“Hyperrealism can create an atmosphere of surrealism because nobody sees the world in such detail.” Salman Rushdie
The first time I came across Brisbane artist Jeremy Eden, he was a finalist in the Marie Ellis Prize for Drawing. He didn’t take out the main prize that year, but I did award him “Best Art Wank” for the didactic panel accompanying his work. He took it pretty well all things considered, saying he was just happy to have won anything at all!
Fast forward a year, and the talented bugger didn’t need any input from me – he won the whole shebang outright with a self-portrait of himself wrapped in plastic, a la Laura Palmer. It was an extraordinary drawing, intense and self-assured. I’ve been following him ever since.
Hyper-realistic artists like Eden are not simply engaged in recreating precisely the photographs they work from. Rather, they elevate these images to a point just beyond realism, turning reality into illusion and adding significance to the narrative elements of the original. It’s an aspect of their art practice that philosopher Jean Baudrillard would have described as the “simulation of something which never really existed.” And they say hyperrealism requires no imagination…
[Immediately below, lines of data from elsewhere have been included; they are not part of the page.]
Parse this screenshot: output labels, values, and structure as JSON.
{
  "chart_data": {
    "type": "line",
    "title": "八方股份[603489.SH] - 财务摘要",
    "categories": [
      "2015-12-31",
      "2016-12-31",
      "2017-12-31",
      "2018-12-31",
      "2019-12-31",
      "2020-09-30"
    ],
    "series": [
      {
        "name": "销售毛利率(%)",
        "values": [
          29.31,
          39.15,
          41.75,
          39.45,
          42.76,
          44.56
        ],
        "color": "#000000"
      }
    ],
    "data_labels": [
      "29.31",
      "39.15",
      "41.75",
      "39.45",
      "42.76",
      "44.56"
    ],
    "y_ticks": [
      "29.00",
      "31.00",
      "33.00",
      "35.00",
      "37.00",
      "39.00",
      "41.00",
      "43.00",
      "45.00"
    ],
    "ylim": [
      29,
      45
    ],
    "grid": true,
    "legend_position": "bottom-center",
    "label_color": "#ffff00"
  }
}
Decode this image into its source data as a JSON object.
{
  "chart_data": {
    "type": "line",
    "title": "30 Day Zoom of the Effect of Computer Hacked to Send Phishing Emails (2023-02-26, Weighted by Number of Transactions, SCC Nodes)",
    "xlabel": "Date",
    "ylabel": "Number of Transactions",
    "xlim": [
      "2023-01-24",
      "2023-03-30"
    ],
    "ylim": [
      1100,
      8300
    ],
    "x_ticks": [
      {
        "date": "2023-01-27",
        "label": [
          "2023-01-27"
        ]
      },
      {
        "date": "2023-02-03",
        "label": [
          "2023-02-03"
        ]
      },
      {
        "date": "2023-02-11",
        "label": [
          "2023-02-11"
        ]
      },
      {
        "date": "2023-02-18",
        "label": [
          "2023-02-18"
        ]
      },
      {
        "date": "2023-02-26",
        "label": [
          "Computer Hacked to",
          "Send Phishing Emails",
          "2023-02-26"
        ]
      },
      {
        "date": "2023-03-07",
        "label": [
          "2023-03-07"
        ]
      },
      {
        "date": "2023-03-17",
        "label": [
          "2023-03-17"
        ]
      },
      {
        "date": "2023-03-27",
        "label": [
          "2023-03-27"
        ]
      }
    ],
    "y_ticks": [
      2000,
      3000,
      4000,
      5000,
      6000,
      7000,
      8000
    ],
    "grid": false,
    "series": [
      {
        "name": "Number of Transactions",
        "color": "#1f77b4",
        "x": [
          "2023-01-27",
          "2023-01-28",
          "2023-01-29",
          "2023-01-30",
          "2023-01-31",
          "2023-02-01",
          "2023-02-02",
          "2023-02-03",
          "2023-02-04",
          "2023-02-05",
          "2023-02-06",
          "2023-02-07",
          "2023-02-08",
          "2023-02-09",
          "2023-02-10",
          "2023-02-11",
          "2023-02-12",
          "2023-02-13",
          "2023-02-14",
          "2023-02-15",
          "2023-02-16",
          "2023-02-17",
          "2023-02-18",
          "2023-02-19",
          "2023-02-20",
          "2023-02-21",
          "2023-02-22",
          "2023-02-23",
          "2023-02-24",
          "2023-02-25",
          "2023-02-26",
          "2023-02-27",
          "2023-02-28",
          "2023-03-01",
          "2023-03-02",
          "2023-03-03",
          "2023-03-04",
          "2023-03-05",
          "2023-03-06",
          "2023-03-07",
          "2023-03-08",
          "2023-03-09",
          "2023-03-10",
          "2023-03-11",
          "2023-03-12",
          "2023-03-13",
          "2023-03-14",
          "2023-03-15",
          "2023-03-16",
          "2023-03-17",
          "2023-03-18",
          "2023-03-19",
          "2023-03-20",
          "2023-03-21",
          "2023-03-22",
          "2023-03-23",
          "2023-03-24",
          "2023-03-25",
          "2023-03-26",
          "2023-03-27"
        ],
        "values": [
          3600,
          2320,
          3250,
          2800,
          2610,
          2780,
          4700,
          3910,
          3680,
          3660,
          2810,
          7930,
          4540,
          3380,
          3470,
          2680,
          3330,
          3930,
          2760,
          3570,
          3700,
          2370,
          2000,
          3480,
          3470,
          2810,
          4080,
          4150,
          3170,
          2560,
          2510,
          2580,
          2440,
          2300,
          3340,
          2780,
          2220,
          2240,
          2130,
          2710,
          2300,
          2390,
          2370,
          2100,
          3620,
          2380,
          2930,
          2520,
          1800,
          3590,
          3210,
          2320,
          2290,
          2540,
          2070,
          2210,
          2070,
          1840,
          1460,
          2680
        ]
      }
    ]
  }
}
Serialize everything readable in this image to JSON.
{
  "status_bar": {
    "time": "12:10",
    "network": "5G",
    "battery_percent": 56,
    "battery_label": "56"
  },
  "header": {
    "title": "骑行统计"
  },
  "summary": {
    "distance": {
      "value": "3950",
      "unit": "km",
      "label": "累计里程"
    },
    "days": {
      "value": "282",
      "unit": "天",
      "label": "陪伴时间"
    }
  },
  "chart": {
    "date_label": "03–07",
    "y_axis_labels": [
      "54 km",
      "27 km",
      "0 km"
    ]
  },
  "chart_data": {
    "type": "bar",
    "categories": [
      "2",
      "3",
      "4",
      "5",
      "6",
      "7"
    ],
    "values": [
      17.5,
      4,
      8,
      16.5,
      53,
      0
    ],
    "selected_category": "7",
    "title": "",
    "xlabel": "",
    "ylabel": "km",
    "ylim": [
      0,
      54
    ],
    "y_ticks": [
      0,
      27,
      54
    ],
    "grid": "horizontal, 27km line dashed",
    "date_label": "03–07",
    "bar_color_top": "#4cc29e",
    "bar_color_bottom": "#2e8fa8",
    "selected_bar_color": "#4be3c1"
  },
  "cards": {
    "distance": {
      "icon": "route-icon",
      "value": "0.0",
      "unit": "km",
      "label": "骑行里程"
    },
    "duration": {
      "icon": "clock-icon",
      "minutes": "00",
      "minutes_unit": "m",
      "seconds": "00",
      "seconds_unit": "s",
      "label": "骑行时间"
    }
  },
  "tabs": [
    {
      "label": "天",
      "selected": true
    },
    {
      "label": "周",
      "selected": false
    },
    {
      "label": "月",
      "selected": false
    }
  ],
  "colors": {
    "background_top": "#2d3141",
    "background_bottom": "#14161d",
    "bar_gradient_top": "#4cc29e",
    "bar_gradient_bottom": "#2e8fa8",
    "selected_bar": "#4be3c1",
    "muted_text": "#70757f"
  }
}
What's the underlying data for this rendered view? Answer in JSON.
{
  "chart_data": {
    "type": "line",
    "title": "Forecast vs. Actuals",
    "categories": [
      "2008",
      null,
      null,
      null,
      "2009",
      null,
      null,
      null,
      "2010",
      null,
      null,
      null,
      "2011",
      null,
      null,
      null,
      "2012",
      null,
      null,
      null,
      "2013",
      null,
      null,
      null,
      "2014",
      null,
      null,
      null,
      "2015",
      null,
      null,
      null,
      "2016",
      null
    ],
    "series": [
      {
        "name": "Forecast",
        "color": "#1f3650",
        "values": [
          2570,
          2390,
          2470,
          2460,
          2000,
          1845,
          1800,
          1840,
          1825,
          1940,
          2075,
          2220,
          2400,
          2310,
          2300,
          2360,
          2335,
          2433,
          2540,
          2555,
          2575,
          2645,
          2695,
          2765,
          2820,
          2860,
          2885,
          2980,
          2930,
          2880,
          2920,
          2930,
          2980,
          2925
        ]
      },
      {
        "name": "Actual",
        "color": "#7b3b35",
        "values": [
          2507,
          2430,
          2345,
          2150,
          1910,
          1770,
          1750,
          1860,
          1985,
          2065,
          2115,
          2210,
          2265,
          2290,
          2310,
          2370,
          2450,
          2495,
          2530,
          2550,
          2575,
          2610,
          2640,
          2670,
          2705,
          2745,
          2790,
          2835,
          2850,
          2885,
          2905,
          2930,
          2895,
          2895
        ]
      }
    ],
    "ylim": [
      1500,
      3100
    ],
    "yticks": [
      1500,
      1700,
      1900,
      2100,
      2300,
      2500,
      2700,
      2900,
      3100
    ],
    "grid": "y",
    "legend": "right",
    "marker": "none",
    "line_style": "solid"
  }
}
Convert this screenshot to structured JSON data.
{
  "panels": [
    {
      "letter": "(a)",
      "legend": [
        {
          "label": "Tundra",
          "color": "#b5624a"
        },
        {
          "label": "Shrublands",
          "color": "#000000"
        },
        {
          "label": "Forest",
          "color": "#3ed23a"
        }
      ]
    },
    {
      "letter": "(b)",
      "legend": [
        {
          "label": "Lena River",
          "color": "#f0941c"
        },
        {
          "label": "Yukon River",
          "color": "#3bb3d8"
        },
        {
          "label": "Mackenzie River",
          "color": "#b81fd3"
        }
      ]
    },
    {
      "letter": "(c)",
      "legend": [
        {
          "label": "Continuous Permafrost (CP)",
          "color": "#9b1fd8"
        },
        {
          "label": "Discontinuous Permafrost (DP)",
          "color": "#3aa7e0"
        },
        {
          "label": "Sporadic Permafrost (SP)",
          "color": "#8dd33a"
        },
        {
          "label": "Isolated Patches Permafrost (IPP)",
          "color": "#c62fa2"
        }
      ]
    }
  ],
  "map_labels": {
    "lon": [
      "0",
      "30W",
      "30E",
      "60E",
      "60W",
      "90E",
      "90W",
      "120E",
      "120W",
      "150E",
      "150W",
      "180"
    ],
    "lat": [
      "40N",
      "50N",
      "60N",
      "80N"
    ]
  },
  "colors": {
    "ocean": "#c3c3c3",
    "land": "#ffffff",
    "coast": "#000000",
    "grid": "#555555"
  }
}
For Eden, who works in extreme close up, the result is even more startling due to the sheer scale of his work. Rendered larger than life, his portraits capture the emotion, energy and minute detail that our own eyes and minds can’t possibly fathom. In that regard, Eden’s work is both extraordinary in its own right, and a biting reminder of the magnitude of details we miss about people in the ordinary course of a day.